Her caution is understandable. Elizabeth's own path to the throne had been fraught, and for a while it looked likely that she herself was going to spend her life in close confinement (if not worse). But when her two half-siblings, King Edward VI and Queen Mary I, both died without heirs, she succeeded to the throne for what would be one of the longest and most successful reigns of any monarch of England.

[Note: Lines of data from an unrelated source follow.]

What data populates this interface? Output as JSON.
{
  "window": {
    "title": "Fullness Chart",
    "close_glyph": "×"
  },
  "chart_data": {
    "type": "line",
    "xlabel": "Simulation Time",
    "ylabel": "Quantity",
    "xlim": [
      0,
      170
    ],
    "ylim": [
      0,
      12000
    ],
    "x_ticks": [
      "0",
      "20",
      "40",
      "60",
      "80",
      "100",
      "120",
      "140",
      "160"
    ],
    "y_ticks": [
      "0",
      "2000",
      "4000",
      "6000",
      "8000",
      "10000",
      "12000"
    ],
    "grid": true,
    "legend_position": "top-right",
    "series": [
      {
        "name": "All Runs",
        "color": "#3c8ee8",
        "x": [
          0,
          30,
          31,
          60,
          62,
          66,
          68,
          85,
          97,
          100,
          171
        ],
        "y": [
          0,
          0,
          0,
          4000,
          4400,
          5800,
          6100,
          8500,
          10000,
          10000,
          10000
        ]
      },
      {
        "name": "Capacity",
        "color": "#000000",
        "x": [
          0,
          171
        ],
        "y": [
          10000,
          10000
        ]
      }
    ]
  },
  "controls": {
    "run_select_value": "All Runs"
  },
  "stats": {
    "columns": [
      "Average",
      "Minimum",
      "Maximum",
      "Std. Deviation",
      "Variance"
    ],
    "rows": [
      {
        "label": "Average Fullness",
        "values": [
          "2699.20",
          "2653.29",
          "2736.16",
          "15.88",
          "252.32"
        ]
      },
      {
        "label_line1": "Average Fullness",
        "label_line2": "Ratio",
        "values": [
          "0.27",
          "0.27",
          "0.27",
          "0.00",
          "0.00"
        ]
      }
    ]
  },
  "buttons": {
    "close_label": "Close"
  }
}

Mary, though, wasn't content to relax into what was honestly a fairly comfortable situation and give up her aspirations to rule. In fact, she was of the opinion that Elizabeth's own reign wasn't valid; the marriage between Henry VIII and Elizabeth's mother, the unfortunate Anne Boleyn, had been annulled shortly before Anne lost her head on Tower Hill, making Elizabeth effectively an illegitimate child. So Mary, ever the schemer, started writing letters to perceived supporters, trying to garner support to overthrow Elizabeth and put Mary on the throne of a combined England and Scotland.
It's those letters that are why the topic comes up; while some were written (unfortunately for Mary, as it turned out) in plain English, French, or Italian, some were written in code -- and until now, they'd been undeciphered. But a team made up of George Lasry of Israel, Norbert Biermann of Germany, and Satoshi Tomokiyo of Japan have finally cracked Mary's cipher and allowed us to discover more about her plotting to do in her cousin -- a plot that, as I'm sure you know, ultimately failed spectacularly.